The Venetian shipyards in Chania
Continue east along the cobbled pavement of the Venetian harbour and you will come to the Venetian shipyards, also known as the arsenals or “tarsanades”. These are important Venetian structures of the late 15th century with arched fronts.
The Venetian fleet dominated the Mediterranean. Among the main stations on the maritime trading routes of the Eastern Mediterranean were the harbours of Crete, where the Venetian merchant fleet and navy could stop for supplies and repairs.
The arsenals (“arsenali” in Italian) or shipyards were places for shipbuilding and ship repair. They are long, narrow structures (50 metres long and 9 metres wide) with high vaulted roofs (averaging 10 metres in height), which originally had wooden doors. They were open on the side facing the sea so that ships could enter easily, but after the construction of the quay in the early 20th century, access from the sea is no longer possible.

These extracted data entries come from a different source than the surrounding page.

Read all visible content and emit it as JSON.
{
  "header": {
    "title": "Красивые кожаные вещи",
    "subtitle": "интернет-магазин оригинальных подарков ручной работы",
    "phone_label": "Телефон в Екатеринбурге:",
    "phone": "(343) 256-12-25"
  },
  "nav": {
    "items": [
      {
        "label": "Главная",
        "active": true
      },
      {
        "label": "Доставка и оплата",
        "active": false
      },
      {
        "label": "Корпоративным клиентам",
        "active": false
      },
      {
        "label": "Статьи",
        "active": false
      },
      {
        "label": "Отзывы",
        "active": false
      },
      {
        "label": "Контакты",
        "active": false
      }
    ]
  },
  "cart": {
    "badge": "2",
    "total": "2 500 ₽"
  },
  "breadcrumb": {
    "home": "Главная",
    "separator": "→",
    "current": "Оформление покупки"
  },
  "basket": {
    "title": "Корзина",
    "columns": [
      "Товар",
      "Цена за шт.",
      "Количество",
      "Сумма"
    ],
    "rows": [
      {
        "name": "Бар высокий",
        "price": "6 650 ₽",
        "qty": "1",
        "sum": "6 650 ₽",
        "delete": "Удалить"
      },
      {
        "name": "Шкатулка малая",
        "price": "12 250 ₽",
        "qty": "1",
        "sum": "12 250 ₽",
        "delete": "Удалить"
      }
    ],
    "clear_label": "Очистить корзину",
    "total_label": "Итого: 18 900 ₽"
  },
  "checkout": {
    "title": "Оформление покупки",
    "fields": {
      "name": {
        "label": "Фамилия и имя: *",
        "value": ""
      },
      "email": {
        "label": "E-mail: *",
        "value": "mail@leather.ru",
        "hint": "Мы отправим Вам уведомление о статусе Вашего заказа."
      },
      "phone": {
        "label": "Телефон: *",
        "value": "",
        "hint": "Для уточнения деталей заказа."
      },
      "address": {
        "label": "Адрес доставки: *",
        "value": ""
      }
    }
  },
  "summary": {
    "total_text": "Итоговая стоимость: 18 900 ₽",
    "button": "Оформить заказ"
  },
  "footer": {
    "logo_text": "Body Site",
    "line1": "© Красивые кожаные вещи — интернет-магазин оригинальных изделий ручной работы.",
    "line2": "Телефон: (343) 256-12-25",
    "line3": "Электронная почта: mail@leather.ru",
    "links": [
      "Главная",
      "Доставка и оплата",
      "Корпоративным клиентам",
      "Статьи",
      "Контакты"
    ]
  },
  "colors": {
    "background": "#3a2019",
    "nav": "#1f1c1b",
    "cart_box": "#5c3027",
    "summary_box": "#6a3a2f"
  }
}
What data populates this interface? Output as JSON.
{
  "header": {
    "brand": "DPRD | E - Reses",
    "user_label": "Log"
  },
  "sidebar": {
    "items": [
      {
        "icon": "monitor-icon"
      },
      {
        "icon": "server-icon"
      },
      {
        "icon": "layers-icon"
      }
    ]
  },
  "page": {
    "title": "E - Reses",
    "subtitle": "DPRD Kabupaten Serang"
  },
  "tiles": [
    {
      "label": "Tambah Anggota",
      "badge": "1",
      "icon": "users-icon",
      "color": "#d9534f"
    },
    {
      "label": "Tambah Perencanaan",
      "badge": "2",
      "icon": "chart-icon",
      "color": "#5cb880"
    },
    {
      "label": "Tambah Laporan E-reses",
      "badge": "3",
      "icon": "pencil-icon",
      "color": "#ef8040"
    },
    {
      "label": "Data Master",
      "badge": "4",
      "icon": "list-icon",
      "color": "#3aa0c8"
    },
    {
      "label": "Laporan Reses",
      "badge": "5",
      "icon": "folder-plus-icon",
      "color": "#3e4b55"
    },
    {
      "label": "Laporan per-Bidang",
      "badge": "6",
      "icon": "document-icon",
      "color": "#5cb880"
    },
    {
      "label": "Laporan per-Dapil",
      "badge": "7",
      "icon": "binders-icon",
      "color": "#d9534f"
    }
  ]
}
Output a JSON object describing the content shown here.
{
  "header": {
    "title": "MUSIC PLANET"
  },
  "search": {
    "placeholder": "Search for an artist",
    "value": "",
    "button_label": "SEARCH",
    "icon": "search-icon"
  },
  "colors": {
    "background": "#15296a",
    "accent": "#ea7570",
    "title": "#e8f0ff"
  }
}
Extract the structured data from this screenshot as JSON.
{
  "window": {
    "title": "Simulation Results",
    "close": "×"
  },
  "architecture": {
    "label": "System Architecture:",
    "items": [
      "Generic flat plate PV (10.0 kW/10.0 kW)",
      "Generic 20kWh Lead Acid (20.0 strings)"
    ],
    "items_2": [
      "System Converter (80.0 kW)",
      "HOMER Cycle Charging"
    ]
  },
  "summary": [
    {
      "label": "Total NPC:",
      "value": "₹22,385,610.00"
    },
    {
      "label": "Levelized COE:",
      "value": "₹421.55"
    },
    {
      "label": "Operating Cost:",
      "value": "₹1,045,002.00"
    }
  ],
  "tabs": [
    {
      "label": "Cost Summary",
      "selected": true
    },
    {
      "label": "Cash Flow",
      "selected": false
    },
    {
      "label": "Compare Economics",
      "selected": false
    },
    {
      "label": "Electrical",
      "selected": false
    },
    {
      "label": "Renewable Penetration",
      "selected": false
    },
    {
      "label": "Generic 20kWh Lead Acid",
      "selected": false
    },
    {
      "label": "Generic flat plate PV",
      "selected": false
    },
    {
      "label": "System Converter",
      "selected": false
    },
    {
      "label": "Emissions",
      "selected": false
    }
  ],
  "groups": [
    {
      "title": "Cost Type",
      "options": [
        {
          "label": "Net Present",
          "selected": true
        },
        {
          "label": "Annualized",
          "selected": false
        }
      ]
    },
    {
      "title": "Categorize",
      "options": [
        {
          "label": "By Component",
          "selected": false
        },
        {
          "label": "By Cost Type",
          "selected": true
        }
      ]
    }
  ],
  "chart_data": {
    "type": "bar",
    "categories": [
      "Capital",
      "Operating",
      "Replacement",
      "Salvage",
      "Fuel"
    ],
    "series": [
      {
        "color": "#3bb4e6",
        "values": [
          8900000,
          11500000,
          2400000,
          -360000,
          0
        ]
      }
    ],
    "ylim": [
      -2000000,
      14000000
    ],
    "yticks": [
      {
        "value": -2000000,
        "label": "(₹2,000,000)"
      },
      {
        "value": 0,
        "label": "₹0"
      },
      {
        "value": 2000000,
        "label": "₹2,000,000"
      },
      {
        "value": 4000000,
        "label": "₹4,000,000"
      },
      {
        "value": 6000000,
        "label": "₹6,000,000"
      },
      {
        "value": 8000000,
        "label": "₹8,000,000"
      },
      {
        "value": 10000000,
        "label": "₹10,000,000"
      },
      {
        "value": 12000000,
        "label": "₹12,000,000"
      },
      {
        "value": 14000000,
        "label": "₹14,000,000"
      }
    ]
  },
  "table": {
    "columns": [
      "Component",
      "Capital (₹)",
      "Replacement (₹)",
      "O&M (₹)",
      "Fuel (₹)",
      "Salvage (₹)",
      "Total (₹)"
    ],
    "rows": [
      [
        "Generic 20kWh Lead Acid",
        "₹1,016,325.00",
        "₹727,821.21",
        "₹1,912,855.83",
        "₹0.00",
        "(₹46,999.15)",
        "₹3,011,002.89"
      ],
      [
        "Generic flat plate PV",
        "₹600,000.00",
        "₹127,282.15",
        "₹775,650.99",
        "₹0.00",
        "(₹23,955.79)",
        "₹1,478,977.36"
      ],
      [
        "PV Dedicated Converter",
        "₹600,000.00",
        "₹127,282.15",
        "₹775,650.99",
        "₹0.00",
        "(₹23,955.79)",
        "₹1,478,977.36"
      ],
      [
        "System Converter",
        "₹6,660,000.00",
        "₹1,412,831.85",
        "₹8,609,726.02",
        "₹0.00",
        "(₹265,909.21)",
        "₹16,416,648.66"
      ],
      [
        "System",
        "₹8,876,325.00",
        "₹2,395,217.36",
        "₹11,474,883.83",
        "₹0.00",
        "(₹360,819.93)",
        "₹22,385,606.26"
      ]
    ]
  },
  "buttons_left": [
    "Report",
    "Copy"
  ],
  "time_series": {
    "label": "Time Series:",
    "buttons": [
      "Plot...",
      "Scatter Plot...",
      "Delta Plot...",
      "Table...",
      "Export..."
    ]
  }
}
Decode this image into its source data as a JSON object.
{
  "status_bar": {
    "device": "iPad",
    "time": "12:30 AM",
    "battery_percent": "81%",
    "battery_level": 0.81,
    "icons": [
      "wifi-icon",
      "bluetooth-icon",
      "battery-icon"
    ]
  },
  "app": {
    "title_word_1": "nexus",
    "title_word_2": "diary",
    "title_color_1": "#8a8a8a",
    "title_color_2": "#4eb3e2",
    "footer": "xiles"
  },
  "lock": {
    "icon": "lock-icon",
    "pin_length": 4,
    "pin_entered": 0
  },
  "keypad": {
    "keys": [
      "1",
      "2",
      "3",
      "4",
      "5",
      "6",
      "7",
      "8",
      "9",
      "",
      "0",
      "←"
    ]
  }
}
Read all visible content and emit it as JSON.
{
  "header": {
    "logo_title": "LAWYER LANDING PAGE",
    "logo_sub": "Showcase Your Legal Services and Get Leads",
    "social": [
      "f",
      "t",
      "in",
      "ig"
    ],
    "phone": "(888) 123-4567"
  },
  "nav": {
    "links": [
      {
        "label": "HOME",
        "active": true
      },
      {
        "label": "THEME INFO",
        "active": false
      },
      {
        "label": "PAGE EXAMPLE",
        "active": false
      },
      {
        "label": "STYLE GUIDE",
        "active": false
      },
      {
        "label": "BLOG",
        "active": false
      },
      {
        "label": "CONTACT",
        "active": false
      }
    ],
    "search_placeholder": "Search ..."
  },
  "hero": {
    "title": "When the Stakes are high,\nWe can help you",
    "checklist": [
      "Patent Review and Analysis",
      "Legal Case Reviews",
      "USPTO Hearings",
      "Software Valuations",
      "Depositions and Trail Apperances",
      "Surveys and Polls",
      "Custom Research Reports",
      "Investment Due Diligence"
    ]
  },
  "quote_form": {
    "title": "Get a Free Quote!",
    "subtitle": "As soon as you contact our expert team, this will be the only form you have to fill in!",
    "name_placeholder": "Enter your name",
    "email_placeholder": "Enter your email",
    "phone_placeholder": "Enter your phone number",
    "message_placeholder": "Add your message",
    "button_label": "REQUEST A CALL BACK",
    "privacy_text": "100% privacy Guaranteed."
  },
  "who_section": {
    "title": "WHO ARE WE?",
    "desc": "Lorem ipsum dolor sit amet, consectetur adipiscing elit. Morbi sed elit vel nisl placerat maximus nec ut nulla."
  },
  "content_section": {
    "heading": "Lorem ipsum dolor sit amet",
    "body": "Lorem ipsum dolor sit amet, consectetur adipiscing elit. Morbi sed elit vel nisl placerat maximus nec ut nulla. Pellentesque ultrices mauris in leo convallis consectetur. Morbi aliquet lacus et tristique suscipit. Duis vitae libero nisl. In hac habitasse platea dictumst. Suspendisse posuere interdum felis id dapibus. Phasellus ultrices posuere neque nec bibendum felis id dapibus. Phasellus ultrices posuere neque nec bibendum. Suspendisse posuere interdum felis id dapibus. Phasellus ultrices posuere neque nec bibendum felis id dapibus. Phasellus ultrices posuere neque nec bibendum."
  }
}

During the period of Venetian rule in Chania there were 23 shipyards in two complexes: five shipyards on the east and 15 on the north side of the harbour. Today only nine arsenals remain, some of them used as exhibition and conference halls.
The arsenals have been used for a variety of purposes in the past, housing a Christian school in 1872, a theatre in 1892, a municipal hospital from 1923, and Chania Town Hall from 1928 to 1941.